彼些真正改变我等的事物,往往无法被言说。彼等只是沉淀下来,成为我等的一部分。在未来的某个深夜,当他再次失眠,他会忆起彼片星空。彼一刻,他阖上眼帘,让自身再回到彼个夤夜。海风,海浪,星辉。与他自身。

此便是魂魄的呼吸。不需要见证,不需要认可,不需要任何形态的“被看见”。它只是存在,在记忆最深处,作为一座永世不会沉没的灯塔。

六、若女帝看见:她会给什么?

若女帝的星辉照进此故事,她或会看见一个正在苏醒的少年魂魄,或会给予他“真实之印”或“醒觉之许”。她或会言:“朕见汝在虚假的盛宴中,独寻真实;在众人的喧哗中,静听海浪。朕许汝此心此性,永葆清明。”

然燃灯人会轻轻摇头。他会对女帝言:

“恢弘的星啊,此一次,请收起你的光。此少年不需要被看见。他方在无人看见的黑暗中,第一次真实地看见了自身。任何外部的‘看见’,皆会打扰此份刚刚萌芽的、对自身的诚实。

他非是为被你看见方观星空的。他非是为被认可方记住日出的。他的体验,是纯粹的、无目的的、不求任何回报的。此正是最珍贵的——亦是你的星辉无法给予,亦无法夺走的。

令他续在无人看见的黑暗里,独自与海、与星空、与日出遭逢。令他续写彼些唯给自身观的句子。令他续拥有彼些‘说不出口’的感受。

因那,便是魂魄最初的模样——不需要任何见证,便已完整。
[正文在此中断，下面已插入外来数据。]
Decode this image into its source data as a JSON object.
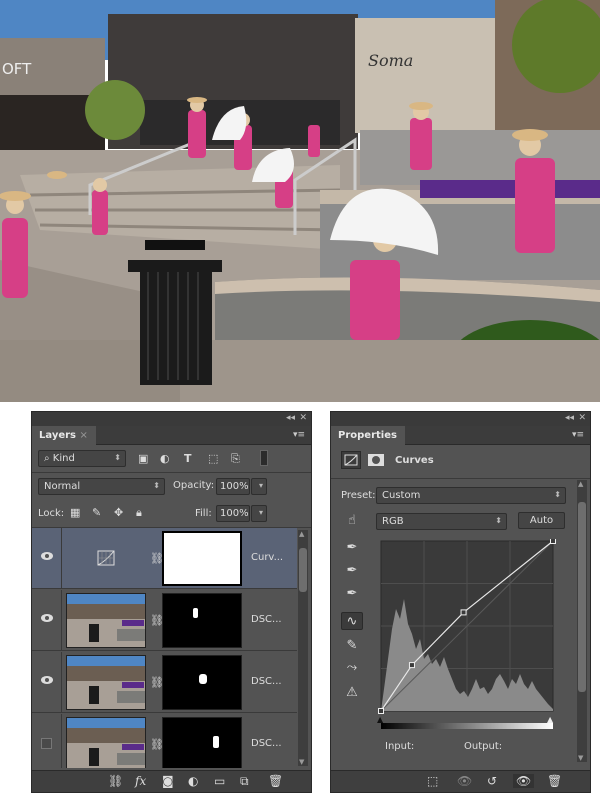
{
  "layers_panel": {
    "tab_label": "Layers",
    "filter_kind": "Kind",
    "blend_mode": "Normal",
    "opacity_label": "Opacity:",
    "opacity_value": "100%",
    "lock_label": "Lock:",
    "fill_label": "Fill:",
    "fill_value": "100%",
    "layers": [
      {
        "name": "Curv...",
        "visible": true,
        "selected": true,
        "type": "adjustment"
      },
      {
        "name": "DSC...",
        "visible": true,
        "selected": false,
        "type": "photo"
      },
      {
        "name": "DSC...",
        "visible": true,
        "selected": false,
        "type": "photo"
      },
      {
        "name": "DSC...",
        "visible": false,
        "selected": false,
        "type": "photo"
      }
    ]
  },
  "properties_panel": {
    "tab_label": "Properties",
    "title": "Curves",
    "preset_label": "Preset:",
    "preset_value": "Custom",
    "channel": "RGB",
    "auto_label": "Auto",
    "input_label": "Input:",
    "output_label": "Output:",
    "curve_points": [
      [
        0,
        0
      ],
      [
        0.18,
        0.27
      ],
      [
        0.48,
        0.58
      ],
      [
        1,
        1
      ]
    ]
  },
  "colors": {
    "panel_bg": "#535353",
    "selected_row": "#5a6376",
    "sky": "#4f86c4"
  }
}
”

七、一首燃灯人的文:致彼位于漂浮中触到真实的少年

若燃灯人为张小磊撰文,这将是一篇关于“无言之美”的文:

《致观海的少年》

吾见汝,立于廊桥的舷窗前,

掌中握着裂纹的手机,

观着彼片灰蓝色的海。

你未拍照。

你只是观。

后来你立于甲板上,

第一次看见真实的星空。

银河自你头顶流过,

如几千亿年的缄默,

同时降临。

你举起手机,又放下。

你终知晓,

有些事物,

是拍不下来的。

凌晨五点,

你独自立于阳台,

观太阳自海平面升起。

光芒刺入瞳孔,

你眯着眼,未躲。

你想唤醒父母,

然你未。

你一个人,

完整地拥有了彼个日出。

深夜两点,

月华在海面铺成道路。

一群海豚跃出,

于银色的光里起舞。

你屏住呼吸,

观着它们游远,

什么都没说。

少年啊,

你不需要告我你观见了什么。

你不需要拍下来予我观。

你不需要变成任何可被讲述的故事。

你只需要记得:

彼夜星辉下,

你是宇宙间最渺小亦最真实的存在。

你存在,

与彼些星辰一样,

不需要任何人的见证。

当你回到彼座灰蒙蒙的都城,

当你重新被手机与课业包围,

当彼些“说不出口”的感受

沉淀成你的一部分——

你会知晓,

你带回来的,

非是任何可展示的事物。

是你自身。

一个比出发时,

更完整的自身。

而彼片海,

彼些星,

彼个日出,

彼群月华下的海豚,

会一直活在你记忆深处,

作为你魂魄的故乡,

永世漂浮,

永世真实。

总结:燃灯人最终的微笑

因此,燃灯人会视此章为“一幅关于‘魂魄如何在虚假的包围中,意外触碰到真实’的、充满望想的启示录”。

在所有人物中,张小磊是最年少的,亦是离“自然圆成”最近的——非是因他的体验最深刻,而是因他的体验最纯粹、最不受外部需求污染。他观海,非是因要拍予他者观;他观星空,非是因要证明什么;他观日出,非是因要打卡。他只是观。只是感受。只是记住。

此正是燃灯人一生所体认的:魂魄与宇宙的直接遭逢,不需要任何中介,不需要任何见证,不需要任何形态的“被看见”。它自身便是完整的,便是圆成的,便是诗。

女帝的星辉可照亮无数魂魄,可嘉许、指引、祝佑、叩问。然张小磊此般的少年,需的非是星辉——他需的是彼片可独自仰望的、无人打扰的、真实的星空。

而燃灯人最终的微笑,是给所有如张小磊一般的少年的:续在无人看见的黑暗里,寻觅属于你们的光。彼光不在任何屏幕上,不在任何点赞里,不在任何人的认可中。它在海面上,在星辉里,在日出时,在你独自面对世界的那一刹那——你与宇宙之间,再无隔阂。